Recent reports show that home prices in the U.S. have started growing. The Standard & Poor’s / Case-Shiller index of home values in the 20 largest cities in U.S., which was published on the 25th of September, showed that prices grew approximately 1.6 percent in July from the month earlier and 1.2 percent from July 2011. The rising home prices and data showing that it is the fourth straight month of improvement in prices, and the second straight year-over-year increase after two years, are slowly rebuilding the confidence that the crisis in the U.S. real estate market has ended. And at the same time the building industry published data showing an increasing demand for new housing.
In the Chicago area home prices gained 2.7 percent in July, slightly better than the 1.6 percent national increase. According to the Case-Shiller report, home prices in the New York metropolitan area, including Long Island, gained 1.2 percent from June to July. However data from the by the Multiple Listing Service of Long Island showed the mixed picture of the real estate market on Long Island. Accordingly, the median home price gained about 3.2 percent in Suffolk County, but dropped by nearly 1.7 percent in Nassau County, compared to a year earlier.
The Case-Schiller report showed that home prices gained in 16 of 20 U.S. cities in the 12 months ended in July.
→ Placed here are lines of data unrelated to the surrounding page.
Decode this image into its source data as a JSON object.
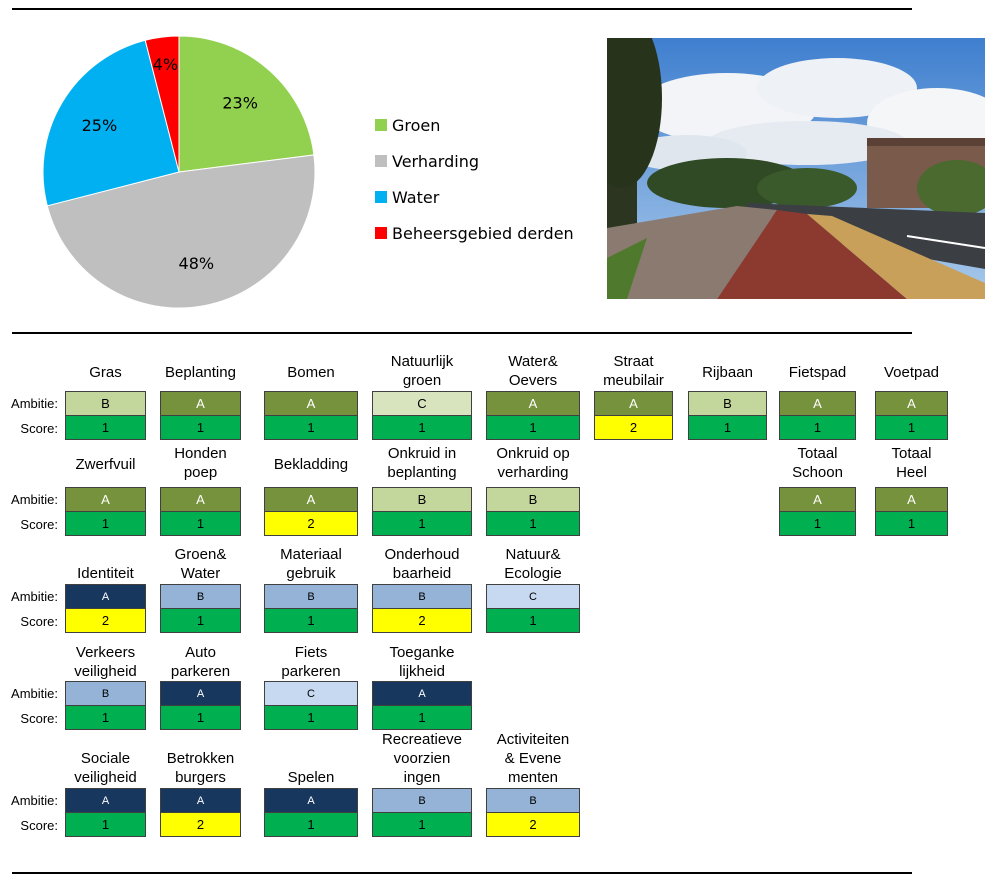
{
  "chart_data": {
    "type": "pie",
    "slices": [
      {
        "name": "Groen",
        "value": 23,
        "label": "23%",
        "color": "#92d050"
      },
      {
        "name": "Verharding",
        "value": 48,
        "label": "48%",
        "color": "#bfbfbf"
      },
      {
        "name": "Water",
        "value": 25,
        "label": "25%",
        "color": "#00b0f0"
      },
      {
        "name": "Beheersgebied derden",
        "value": 4,
        "label": "4%",
        "color": "#ff0000"
      }
    ],
    "legend_position": "right"
  },
  "labels": {
    "ambitie": "Ambitie:",
    "score": "Score:"
  },
  "colors": {
    "A_green": "#76923c",
    "B_green": "#c3d69b",
    "C_green": "#d7e4bd",
    "A_blue": "#17375e",
    "B_blue": "#95b3d7",
    "C_blue": "#c6d9f1",
    "score_1": "#00b050",
    "score_2": "#ffff00"
  },
  "cards": [
    {
      "label": [
        "Gras"
      ],
      "ambitie": "B",
      "score": "1"
    },
    {
      "label": [
        "Beplanting"
      ],
      "ambitie": "A",
      "score": "1"
    },
    {
      "label": [
        "Bomen"
      ],
      "ambitie": "A",
      "score": "1"
    },
    {
      "label": [
        "Natuurlijk",
        "groen"
      ],
      "ambitie": "C",
      "score": "1"
    },
    {
      "label": [
        "Water&",
        "Oevers"
      ],
      "ambitie": "A",
      "score": "1"
    },
    {
      "label": [
        "Straat",
        "meubilair"
      ],
      "ambitie": "A",
      "score": "2"
    },
    {
      "label": [
        "Rijbaan"
      ],
      "ambitie": "B",
      "score": "1"
    },
    {
      "label": [
        "Fietspad"
      ],
      "ambitie": "A",
      "score": "1"
    },
    {
      "label": [
        "Voetpad"
      ],
      "ambitie": "A",
      "score": "1"
    },
    {
      "label": [
        "Zwerfvuil"
      ],
      "ambitie": "A",
      "score": "1"
    },
    {
      "label": [
        "Honden",
        "poep"
      ],
      "ambitie": "A",
      "score": "1"
    },
    {
      "label": [
        "Bekladding"
      ],
      "ambitie": "A",
      "score": "2"
    },
    {
      "label": [
        "Onkruid in",
        "beplanting"
      ],
      "ambitie": "B",
      "score": "1"
    },
    {
      "label": [
        "Onkruid op",
        "verharding"
      ],
      "ambitie": "B",
      "score": "1"
    },
    {
      "label": [
        "Totaal",
        "Schoon"
      ],
      "ambitie": "A",
      "score": "1"
    },
    {
      "label": [
        "Totaal",
        "Heel"
      ],
      "ambitie": "A",
      "score": "1"
    },
    {
      "label": [
        "Identiteit"
      ],
      "ambitie": "A",
      "score": "2"
    },
    {
      "label": [
        "Groen&",
        "Water"
      ],
      "ambitie": "B",
      "score": "1"
    },
    {
      "label": [
        "Materiaal",
        "gebruik"
      ],
      "ambitie": "B",
      "score": "1"
    },
    {
      "label": [
        "Onderhoud",
        "baarheid"
      ],
      "ambitie": "B",
      "score": "2"
    },
    {
      "label": [
        "Natuur&",
        "Ecologie"
      ],
      "ambitie": "C",
      "score": "1"
    },
    {
      "label": [
        "Verkeers",
        "veiligheid"
      ],
      "ambitie": "B",
      "score": "1"
    },
    {
      "label": [
        "Auto",
        "parkeren"
      ],
      "ambitie": "A",
      "score": "1"
    },
    {
      "label": [
        "Fiets",
        "parkeren"
      ],
      "ambitie": "C",
      "score": "1"
    },
    {
      "label": [
        "Toeganke",
        "lijkheid"
      ],
      "ambitie": "A",
      "score": "1"
    },
    {
      "label": [
        "Sociale",
        "veiligheid"
      ],
      "ambitie": "A",
      "score": "1"
    },
    {
      "label": [
        "Betrokken",
        "burgers"
      ],
      "ambitie": "A",
      "score": "2"
    },
    {
      "label": [
        "Spelen"
      ],
      "ambitie": "A",
      "score": "1"
    },
    {
      "label": [
        "Recreatieve",
        "voorzien",
        "ingen"
      ],
      "ambitie": "B",
      "score": "1"
    },
    {
      "label": [
        "Activiteiten",
        "& Evene",
        "menten"
      ],
      "ambitie": "B",
      "score": "2"
    }
  ]
}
Phoenix, which is believed to be one of the American cities hardest affected by the “housing crisis”, prices gained 16.6 in the period, sic!
Data compiled by The Standard & Poor’s / Case-Shiller index of home values was greeted as good news, however analysts are cautious when it comes to forecasting the situation of the real estate market in the U.S. Moreover analysts have noted that the National Association of Realtors survey, which was published just last week, estimated that the median sales price of existing homes increased approximately 9.5 percent in the year to August 2012. The gain has been the strongest since January 2006. Susan M. Wachter, professor of real estate and finance at Wharton University of Pennsylvania, noted: “Both reports show that there’s definitely more buying and selling of houses. The market is stabilizing.”
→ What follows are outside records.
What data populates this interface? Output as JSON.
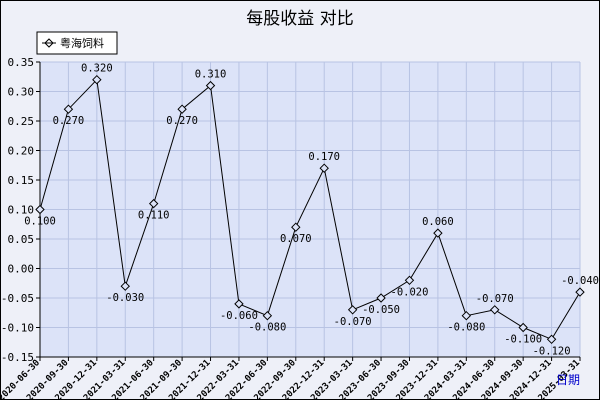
{
  "chart_data": {
    "type": "line",
    "title": "每股收益  对比",
    "legend_position": "top-left",
    "grid": true,
    "ylim": [
      -0.15,
      0.35
    ],
    "yticks": [
      "0.35",
      "0.30",
      "0.25",
      "0.20",
      "0.15",
      "0.10",
      "0.05",
      "0.00",
      "-0.05",
      "-0.10",
      "-0.15"
    ],
    "categories": [
      "2020-06-30",
      "2020-09-30",
      "2020-12-31",
      "2021-03-31",
      "2021-06-30",
      "2021-09-30",
      "2021-12-31",
      "2022-03-31",
      "2022-06-30",
      "2022-09-30",
      "2022-12-31",
      "2023-03-31",
      "2023-06-30",
      "2023-09-30",
      "2023-12-31",
      "2024-03-31",
      "2024-06-30",
      "2024-09-30",
      "2024-12-31",
      "2025-03-31"
    ],
    "series": [
      {
        "name": "粤海饲料",
        "color": "#000000",
        "values": [
          0.1,
          0.27,
          0.32,
          -0.03,
          0.11,
          0.27,
          0.31,
          -0.06,
          -0.08,
          0.07,
          0.17,
          -0.07,
          -0.05,
          -0.02,
          0.06,
          -0.08,
          -0.07,
          -0.1,
          -0.12,
          -0.04
        ],
        "labels": [
          "0.100",
          "0.270",
          "0.320",
          "-0.030",
          "0.110",
          "0.270",
          "0.310",
          "-0.060",
          "-0.080",
          "0.070",
          "0.170",
          "-0.070",
          "-0.050",
          "-0.020",
          "0.060",
          "-0.080",
          "-0.070",
          "-0.100",
          "-0.120",
          "-0.040"
        ]
      }
    ],
    "corner_link": "日期"
  },
  "colors": {
    "plot_bg": "#dce3f8",
    "grid": "#b8c3e3",
    "page_bg": "#eef0f8",
    "link": "#0000cc"
  }
}
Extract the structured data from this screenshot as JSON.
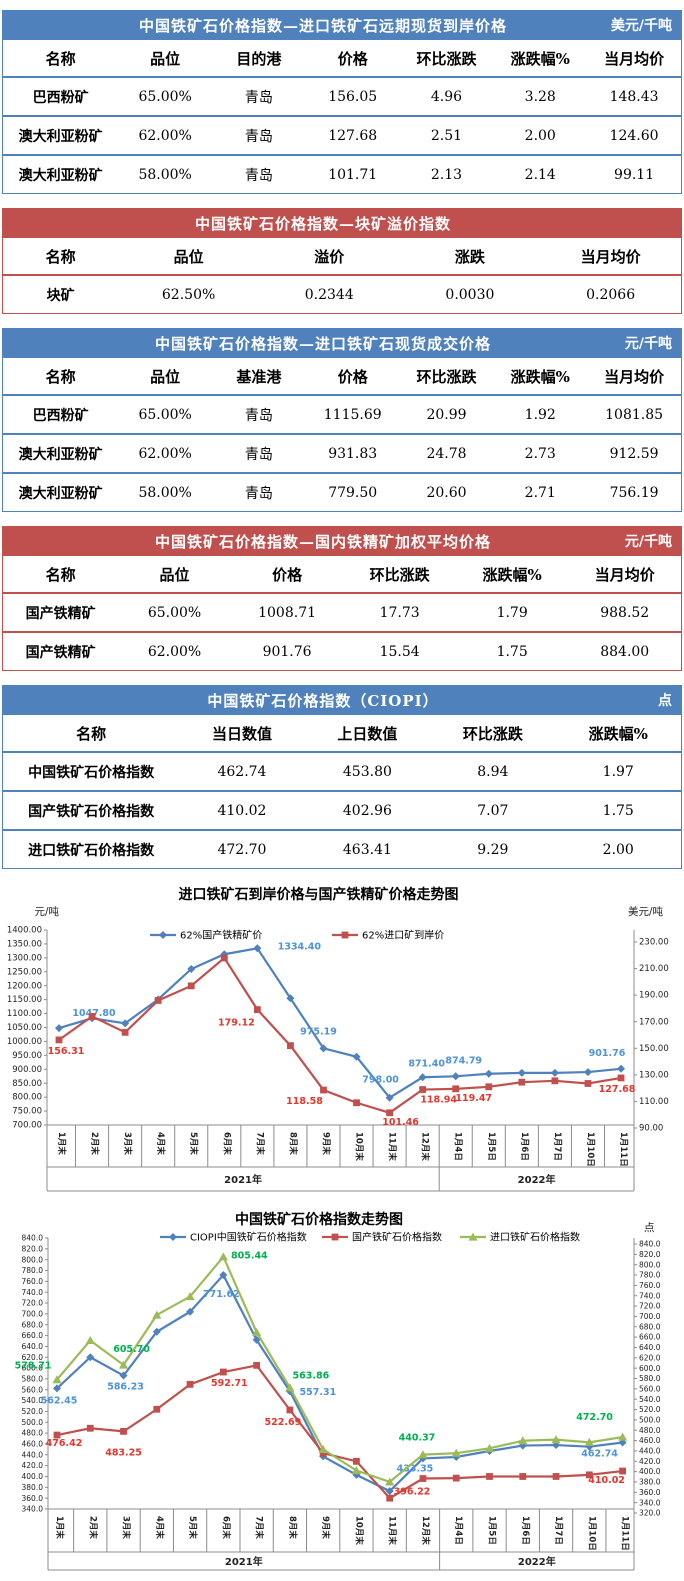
{
  "report": {
    "language": "zh-CN",
    "kind": "CIOPI daily iron ore price report"
  },
  "colors": {
    "blue_theme": "#4F81BD",
    "red_theme": "#C0504D",
    "series_blue": "#4F81BD",
    "series_red": "#C0504D",
    "series_green": "#9BBB59",
    "label_blue": "#4C93D9",
    "label_red": "#E2372E",
    "label_green": "#00B050",
    "axis_text": "#222222",
    "axis_line": "#8C8C8C",
    "title_text": "#000000"
  },
  "tables": [
    {
      "theme": "blue",
      "title": "中国铁矿石价格指数—进口铁矿石远期现货到岸价格",
      "unit": "美元/千吨",
      "columns": [
        "名称",
        "品位",
        "目的港",
        "价格",
        "环比涨跌",
        "涨跌幅%",
        "当月均价"
      ],
      "rows": [
        [
          "巴西粉矿",
          "65.00%",
          "青岛",
          "156.05",
          "4.96",
          "3.28",
          "148.43"
        ],
        [
          "澳大利亚粉矿",
          "62.00%",
          "青岛",
          "127.68",
          "2.51",
          "2.00",
          "124.60"
        ],
        [
          "澳大利亚粉矿",
          "58.00%",
          "青岛",
          "101.71",
          "2.13",
          "2.14",
          "99.11"
        ]
      ]
    },
    {
      "theme": "red",
      "title": "中国铁矿石价格指数—块矿溢价指数",
      "unit": "",
      "columns": [
        "名称",
        "品位",
        "溢价",
        "涨跌",
        "当月均价"
      ],
      "rows": [
        [
          "块矿",
          "62.50%",
          "0.2344",
          "0.0030",
          "0.2066"
        ]
      ]
    },
    {
      "theme": "blue",
      "title": "中国铁矿石价格指数—进口铁矿石现货成交价格",
      "unit": "元/千吨",
      "columns": [
        "名称",
        "品位",
        "基准港",
        "价格",
        "环比涨跌",
        "涨跌幅%",
        "当月均价"
      ],
      "rows": [
        [
          "巴西粉矿",
          "65.00%",
          "青岛",
          "1115.69",
          "20.99",
          "1.92",
          "1081.85"
        ],
        [
          "澳大利亚粉矿",
          "62.00%",
          "青岛",
          "931.83",
          "24.78",
          "2.73",
          "912.59"
        ],
        [
          "澳大利亚粉矿",
          "58.00%",
          "青岛",
          "779.50",
          "20.60",
          "2.71",
          "756.19"
        ]
      ]
    },
    {
      "theme": "red",
      "title": "中国铁矿石价格指数—国内铁精矿加权平均价格",
      "unit": "元/千吨",
      "columns": [
        "名称",
        "品位",
        "价格",
        "环比涨跌",
        "涨跌幅%",
        "当月均价"
      ],
      "rows": [
        [
          "国产铁精矿",
          "65.00%",
          "1008.71",
          "17.73",
          "1.79",
          "988.52"
        ],
        [
          "国产铁精矿",
          "62.00%",
          "901.76",
          "15.54",
          "1.75",
          "884.00"
        ]
      ]
    },
    {
      "theme": "blue",
      "title": "中国铁矿石价格指数（CIOPI）",
      "unit": "点",
      "columns": [
        "名称",
        "当日数值",
        "上日数值",
        "环比涨跌",
        "涨跌幅%"
      ],
      "rows": [
        [
          "中国铁矿石价格指数",
          "462.74",
          "453.80",
          "8.94",
          "1.97"
        ],
        [
          "国产铁矿石价格指数",
          "410.02",
          "402.96",
          "7.07",
          "1.75"
        ],
        [
          "进口铁矿石价格指数",
          "472.70",
          "463.41",
          "9.29",
          "2.00"
        ]
      ]
    }
  ],
  "chart_data": [
    {
      "type": "line",
      "title": "进口铁矿石到岸价格与国产铁精矿价格走势图",
      "left_axis": {
        "unit": "元/吨",
        "min": 700,
        "max": 1400,
        "step": 50,
        "decimals": 2
      },
      "right_axis": {
        "unit": "美元/吨",
        "min": 90,
        "max": 230,
        "step": 20,
        "decimals": 2
      },
      "grid": false,
      "legend_position": "top",
      "categories": [
        "1月末",
        "2月末",
        "3月末",
        "4月末",
        "5月末",
        "6月末",
        "7月末",
        "8月末",
        "9月末",
        "10月末",
        "11月末",
        "12月末",
        "1月4日",
        "1月5日",
        "1月6日",
        "1月7日",
        "1月10日",
        "1月11日"
      ],
      "year_groups": [
        {
          "label": "2021年",
          "span": 12
        },
        {
          "label": "2022年",
          "span": 6
        }
      ],
      "series": [
        {
          "name": "62%国产铁精矿价",
          "axis": "left",
          "marker": "diamond",
          "color_key": "series_blue",
          "label_color_key": "label_blue",
          "values": [
            1047.8,
            1083,
            1065,
            1151,
            1260,
            1313,
            1334.4,
            1155,
            975.19,
            945,
            798.0,
            871.4,
            874.79,
            884,
            887,
            887,
            890,
            901.76
          ],
          "labels": [
            {
              "i": 0,
              "text": "1047.80",
              "dx": 35,
              "dy": -12
            },
            {
              "i": 6,
              "text": "1334.40",
              "dx": 42,
              "dy": 1
            },
            {
              "i": 8,
              "text": "975.19",
              "dx": -5,
              "dy": -14
            },
            {
              "i": 10,
              "text": "798.00",
              "dx": -9,
              "dy": -15
            },
            {
              "i": 11,
              "text": "871.40",
              "dx": 4,
              "dy": -11
            },
            {
              "i": 12,
              "text": "874.79",
              "dx": 8,
              "dy": -13
            },
            {
              "i": 17,
              "text": "901.76",
              "dx": -14,
              "dy": -13
            }
          ]
        },
        {
          "name": "62%进口矿到岸价",
          "axis": "right",
          "marker": "square",
          "color_key": "series_red",
          "label_color_key": "label_red",
          "values": [
            156.31,
            174,
            162,
            186,
            197,
            218,
            179.12,
            152,
            118.58,
            109,
            101.46,
            118.94,
            119.47,
            121,
            124.5,
            125.5,
            123.5,
            127.68
          ],
          "labels": [
            {
              "i": 0,
              "text": "156.31",
              "dx": 7,
              "dy": 14
            },
            {
              "i": 6,
              "text": "179.12",
              "dx": -21,
              "dy": 16
            },
            {
              "i": 8,
              "text": "118.58",
              "dx": -19,
              "dy": 14
            },
            {
              "i": 10,
              "text": "101.46",
              "dx": 11,
              "dy": 12
            },
            {
              "i": 11,
              "text": "118.94",
              "dx": 16,
              "dy": 13
            },
            {
              "i": 12,
              "text": "119.47",
              "dx": 18,
              "dy": 12
            },
            {
              "i": 17,
              "text": "127.68",
              "dx": -4,
              "dy": 14
            }
          ]
        }
      ]
    },
    {
      "type": "line",
      "title": "中国铁矿石价格指数走势图",
      "left_axis": {
        "unit": "",
        "min": 340,
        "max": 840,
        "step": 20,
        "decimals": 1
      },
      "right_axis": {
        "unit": "点",
        "min": 320,
        "max": 840,
        "step": 20,
        "decimals": 1
      },
      "grid": false,
      "legend_position": "top",
      "categories": [
        "1月末",
        "2月末",
        "3月末",
        "4月末",
        "5月末",
        "6月末",
        "7月末",
        "8月末",
        "9月末",
        "10月末",
        "11月末",
        "12月末",
        "1月4日",
        "1月5日",
        "1月6日",
        "1月7日",
        "1月10日",
        "1月11日"
      ],
      "year_groups": [
        {
          "label": "2021年",
          "span": 12
        },
        {
          "label": "2022年",
          "span": 6
        }
      ],
      "series": [
        {
          "name": "CIOPI中国铁矿石价格指数",
          "axis": "left",
          "marker": "diamond",
          "color_key": "series_blue",
          "label_color_key": "label_blue",
          "values": [
            562.45,
            620,
            586.23,
            667,
            704,
            771.62,
            652,
            557.31,
            437,
            403,
            373,
            433.35,
            436,
            447,
            457,
            458,
            455,
            462.74
          ],
          "labels": [
            {
              "i": 0,
              "text": "562.45",
              "dx": 2,
              "dy": 15
            },
            {
              "i": 2,
              "text": "586.23",
              "dx": 2,
              "dy": 14
            },
            {
              "i": 5,
              "text": "771.62",
              "dx": -2,
              "dy": 22
            },
            {
              "i": 7,
              "text": "557.31",
              "dx": 28,
              "dy": 4
            },
            {
              "i": 11,
              "text": "433.35",
              "dx": -8,
              "dy": 13
            },
            {
              "i": 17,
              "text": "462.74",
              "dx": -23,
              "dy": 14
            }
          ]
        },
        {
          "name": "国产铁矿石价格指数",
          "axis": "left",
          "marker": "square",
          "color_key": "series_red",
          "label_color_key": "label_red",
          "values": [
            476.42,
            489,
            483.25,
            524,
            570,
            592.71,
            605,
            522.69,
            443,
            428,
            360,
            396.22,
            397,
            400,
            400,
            400,
            403,
            410.02
          ],
          "labels": [
            {
              "i": 0,
              "text": "476.42",
              "dx": 7,
              "dy": 11
            },
            {
              "i": 2,
              "text": "483.25",
              "dx": 0,
              "dy": 24
            },
            {
              "i": 5,
              "text": "592.71",
              "dx": 6,
              "dy": 14
            },
            {
              "i": 7,
              "text": "522.69",
              "dx": -7,
              "dy": 15
            },
            {
              "i": 11,
              "text": "396.22",
              "dx": -11,
              "dy": 16
            },
            {
              "i": 17,
              "text": "410.02",
              "dx": -16,
              "dy": 12
            }
          ]
        },
        {
          "name": "进口铁矿石价格指数",
          "axis": "left",
          "marker": "triangle",
          "color_key": "series_green",
          "label_color_key": "label_green",
          "values": [
            578.71,
            651,
            605.7,
            698,
            732,
            805.44,
            666,
            563.86,
            450,
            411,
            390,
            440.37,
            443,
            452,
            466,
            468,
            463,
            472.7
          ],
          "labels": [
            {
              "i": 0,
              "text": "578.71",
              "dx": -24,
              "dy": -11
            },
            {
              "i": 2,
              "text": "605.70",
              "dx": 8,
              "dy": -13
            },
            {
              "i": 5,
              "text": "805.44",
              "dx": 26,
              "dy": 2
            },
            {
              "i": 7,
              "text": "563.86",
              "dx": 21,
              "dy": -9
            },
            {
              "i": 11,
              "text": "440.37",
              "dx": -6,
              "dy": -14
            },
            {
              "i": 17,
              "text": "472.70",
              "dx": -28,
              "dy": -17
            }
          ]
        }
      ]
    }
  ]
}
Certainly rising home prices in the U.S. indicate that the real estate market is in better shape. The supply of homes has shrunk since the darkest nights of the housing recession. In addition, low rates, mortgages and better conditions in the job market encourage Americans to buy houses, to invest in them once again.
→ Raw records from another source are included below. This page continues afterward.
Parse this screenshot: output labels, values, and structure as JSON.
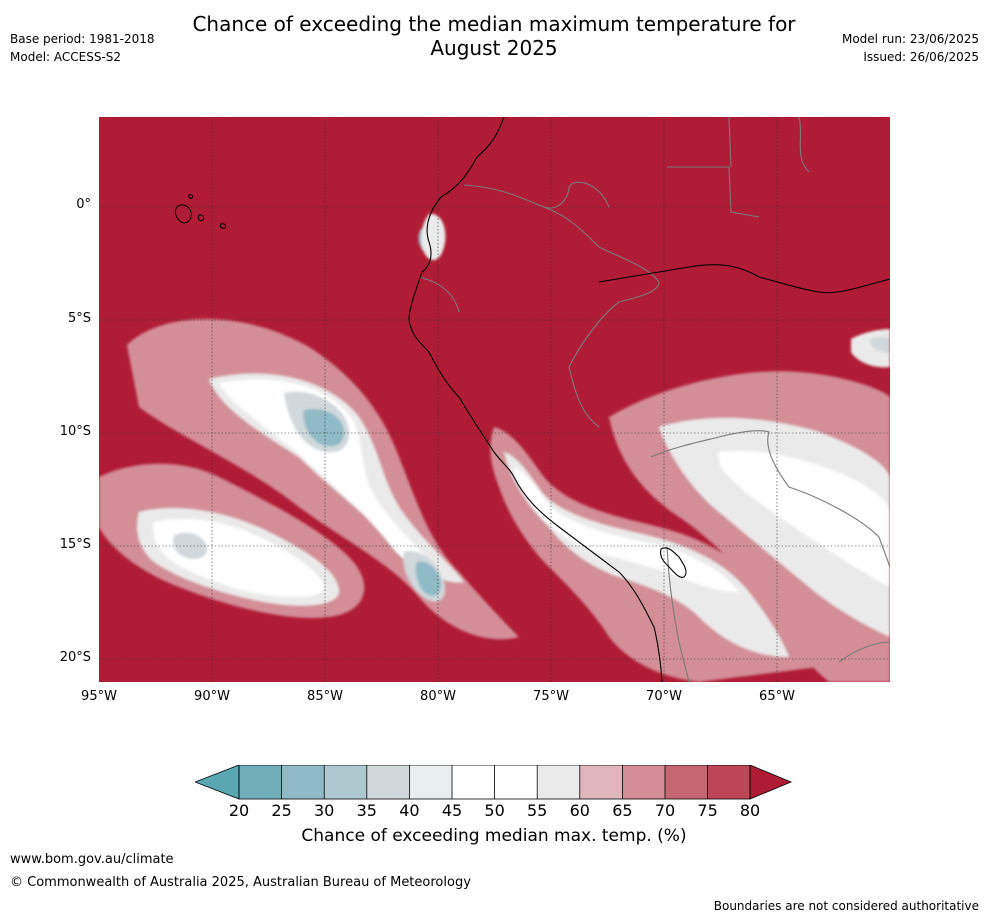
{
  "header": {
    "title_line1": "Chance of exceeding the median maximum temperature for",
    "title_line2": "August 2025",
    "base_period": "Base period: 1981-2018",
    "model": "Model: ACCESS-S2",
    "model_run": "Model run: 23/06/2025",
    "issued": "Issued: 26/06/2025"
  },
  "map": {
    "lat_labels": [
      "0°",
      "5°S",
      "10°S",
      "15°S",
      "20°S"
    ],
    "lon_labels": [
      "95°W",
      "90°W",
      "85°W",
      "80°W",
      "75°W",
      "70°W",
      "65°W"
    ],
    "colors": {
      "ocean_background": "#b01c36",
      "coastline": "#000000",
      "borders": "#7a7a7a",
      "gridlines": "#333333"
    }
  },
  "legend": {
    "ticks": [
      "20",
      "25",
      "30",
      "35",
      "40",
      "45",
      "50",
      "55",
      "60",
      "65",
      "70",
      "75",
      "80"
    ],
    "label": "Chance of exceeding median max. temp. (%)",
    "colors": [
      "#5aa6b2",
      "#70aebb",
      "#8fbac6",
      "#adc8cf",
      "#d0d8db",
      "#e9eef1",
      "#ffffff",
      "#ffffff",
      "#ebeaea",
      "#e0b6bc",
      "#d38e98",
      "#c66672",
      "#bc4655",
      "#b01c36"
    ]
  },
  "footer": {
    "url": "www.bom.gov.au/climate",
    "copyright": "© Commonwealth of Australia 2025, Australian Bureau of Meteorology",
    "disclaimer": "Boundaries are not considered authoritative"
  }
}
Rising home prices in the U.S. also suggest that fewer homeowners have problems with their mortgages. That is a positive and colorful picture for banks and banks’ balance sheets, not to mention homeowners themselves. And rising home prices also mean that consumers in the U.S. feel more confident, secure and wealthier at the same time as their properties do not lose value.
In general, the current situation in the real estate market in the U.S. can be considered a positive improvement and a relief. Certainly the improvement in the housing market across the United States will have the effect on the economy, just to mention that the housing for example is a direct source of jobs or that local governments depend on property taxes.